The Royal Wedding and Fred Tuttle

It was a glorious, happy day for England when the handsome Prince William and the winsome Kate Middleton exchanged vows on a beautiful London day and led a colorful and happy procession to Buckingham Palace and a quick kiss on the balcony. The beautiful flag, the red uniforms, horses and carriages, the Lancaster bomber and the Spitfire and Hurricane fighter planes that saved London in World War II and of course happiness—what a pride in its tradition and history.

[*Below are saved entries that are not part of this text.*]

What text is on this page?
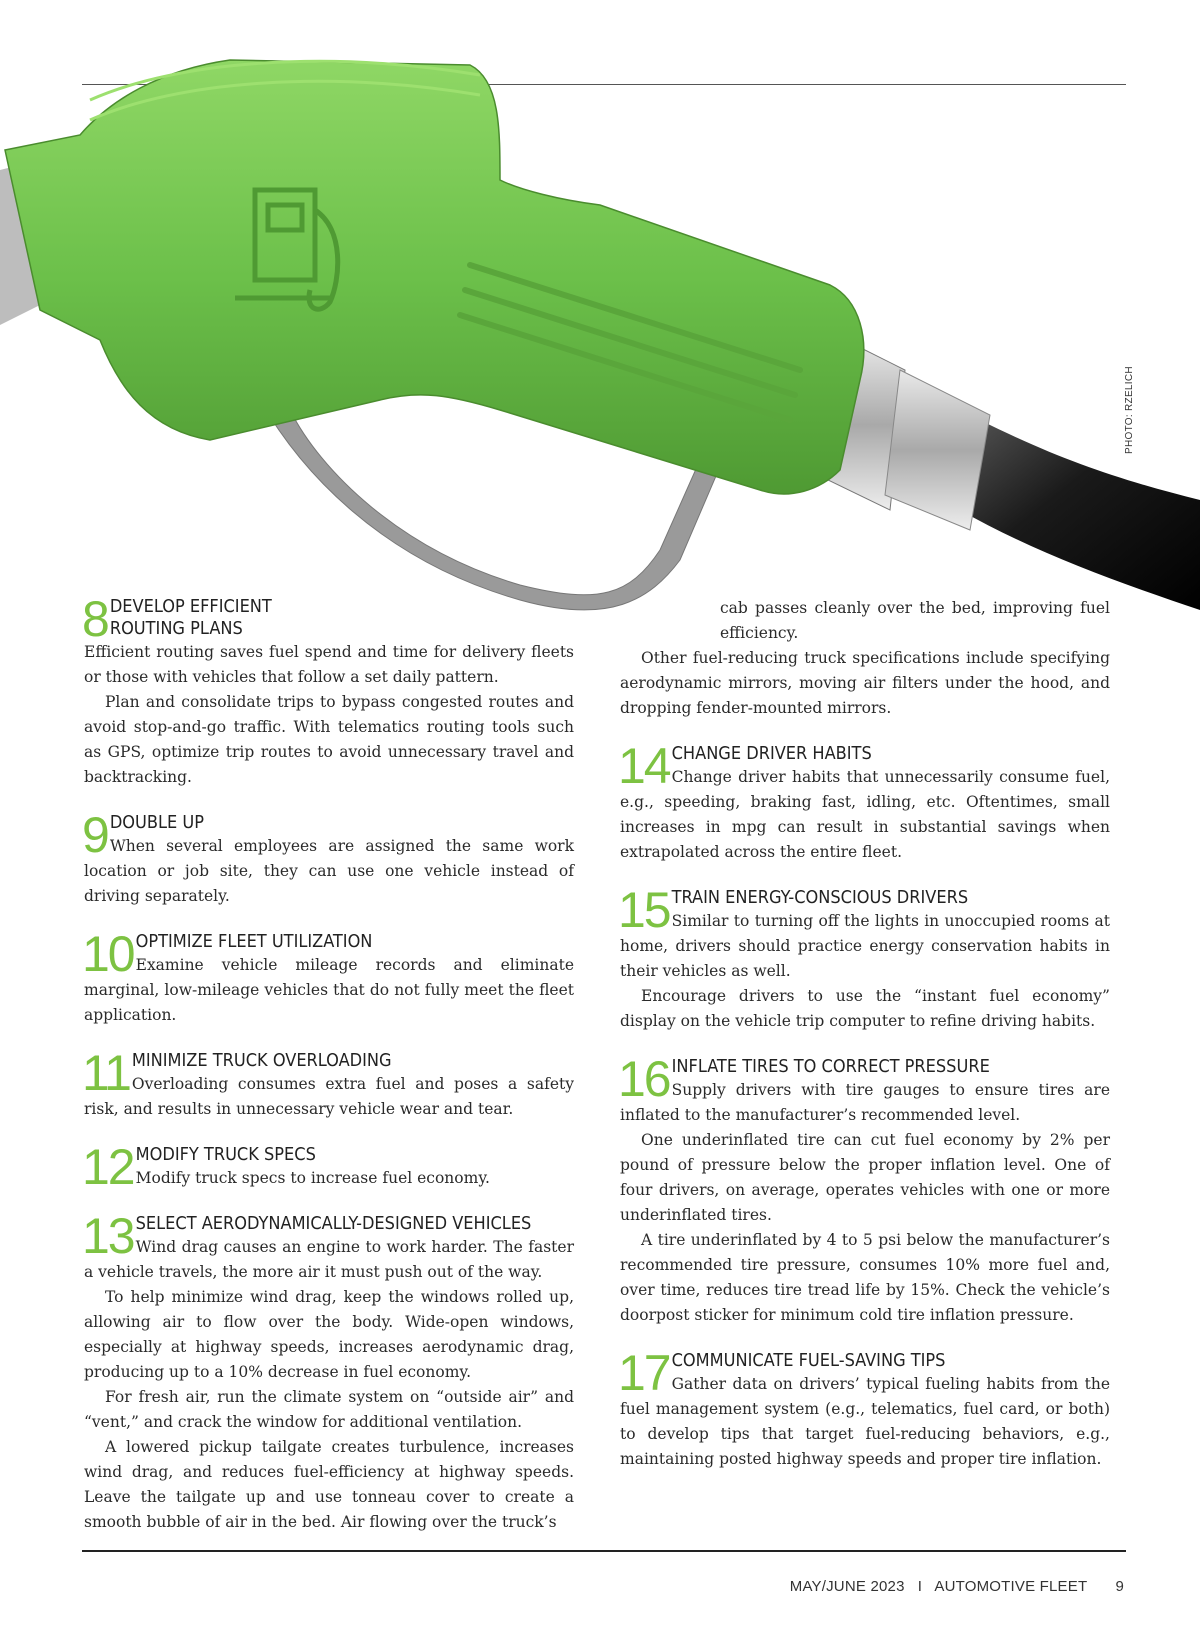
PHOTO: RZELICH
8 DEVELOP EFFICIENT
ROUTING PLANS

Efficient routing saves fuel spend and time for delivery fleets or those with vehicles that follow a set daily pattern.

Plan and consolidate trips to bypass congested routes and avoid stop-and-go traffic. With telematics routing tools such as GPS, optimize trip routes to avoid unnecessary travel and backtracking.

9 DOUBLE UP

When several employees are assigned the same work location or job site, they can use one vehicle instead of driving separately.

10 OPTIMIZE FLEET UTILIZATION

Examine vehicle mileage records and eliminate marginal, low-mileage vehicles that do not fully meet the fleet application.

11 MINIMIZE TRUCK OVERLOADING

Overloading consumes extra fuel and poses a safety risk, and results in unnecessary vehicle wear and tear.

12 MODIFY TRUCK SPECS

Modify truck specs to increase fuel economy.

13 SELECT AERODYNAMICALLY-DESIGNED VEHICLES

Wind drag causes an engine to work harder. The faster a vehicle travels, the more air it must push out of the way.

To help minimize wind drag, keep the windows rolled up, allowing air to flow over the body. Wide-open windows, especially at highway speeds, increases aerodynamic drag, producing up to a 10% decrease in fuel economy.

For fresh air, run the climate system on “outside air” and “vent,” and crack the window for additional ventilation.

A lowered pickup tailgate creates turbulence, increases wind drag, and reduces fuel-efficiency at highway speeds. Leave the tailgate up and use tonneau cover to create a smooth bubble of air in the bed. Air flowing over the truck’s

cab passes cleanly over the bed, improving fuel efficiency.

Other fuel-reducing truck specifications include specifying aerodynamic mirrors, moving air filters under the hood, and dropping fender-mounted mirrors.

14 CHANGE DRIVER HABITS

Change driver habits that unnecessarily consume fuel, e.g., speeding, braking fast, idling, etc. Oftentimes, small increases in mpg can result in substantial savings when extrapolated across the entire fleet.

15 TRAIN ENERGY-CONSCIOUS DRIVERS

Similar to turning off the lights in unoccupied rooms at home, drivers should practice energy conservation habits in their vehicles as well.

Encourage drivers to use the “instant fuel economy” display on the vehicle trip computer to refine driving habits.

16 INFLATE TIRES TO CORRECT PRESSURE

Supply drivers with tire gauges to ensure tires are inflated to the manufacturer’s recommended level.

One underinflated tire can cut fuel economy by 2% per pound of pressure below the proper inflation level. One of four drivers, on average, operates vehicles with one or more underinflated tires.

A tire underinflated by 4 to 5 psi below the manufacturer’s recommended tire pressure, consumes 10% more fuel and, over time, reduces tire tread life by 15%. Check the vehicle’s doorpost sticker for minimum cold tire inflation pressure.

17 COMMUNICATE FUEL-SAVING TIPS

Gather data on drivers’ typical fueling habits from the fuel management system (e.g., telematics, fuel card, or both) to develop tips that target fuel-reducing behaviors, e.g., maintaining posted highway speeds and proper tire inflation.

MAY/JUNE 2023 I AUTOMOTIVE FLEET 9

The mass of humanity watching was all smiles. England was having a week-long holiday. The pubs are full. This celebration of royalty, youth and happiness is contagious. Gone are the weights we have carried these past years—the killing in Iraq and Afghanistan, the wars of Africa, the devastation on Haiti and the tsumani of Japan, the absolute bitterness and ineptness of the American political system, the despair of so many Americans who cannot shelter and feed properly their family. The list goes on.

So this respite of happiness and decorum, of royal dignity, of affection, of pomp and circumstance, of youth is so welcome.

You know, we in Vermont had a similar experience in 1998. Vermont’s famous and loved farmer-actor Fred Tuttle (The Man with the Plan) defeated that carpet bagger from Massachusetts, Jack McMullin in the senatorial primary. The debates were hilarious and the state lightened up. We all had smiles and guffaws filled our bellies.

Fred died in 2003. The bankers took apart our country’s economy, People in Vermont have nothing to spend as they save for fuel oil and gas and taxes. There is little hope in our country and a depression of the mind matches our economy.

We have the royal wedding, a happy event, for a day. It’s like a beautiful wedding cake, to be admired and eaten forthrightly. The trees in London are in spring bloom, Hyde park is a blanket of green.

And here in Vermont, spring will arrive later than sooner but its still mud season and we’re wondering where the cash is coming from to pay our monthly bills.

And there’s that foul taste many Vermonters have which is that the America we grew up in, the morals we inherited from our parents, has withered.

It isn’t that we have to reinvent ourselves. What we need to do is recognize the morals and ethics of the old hillside farmers, brush them off, burnish them, and establish a new code for living in Vermont—within our means, in a simple way. We need to take our souls off the grid.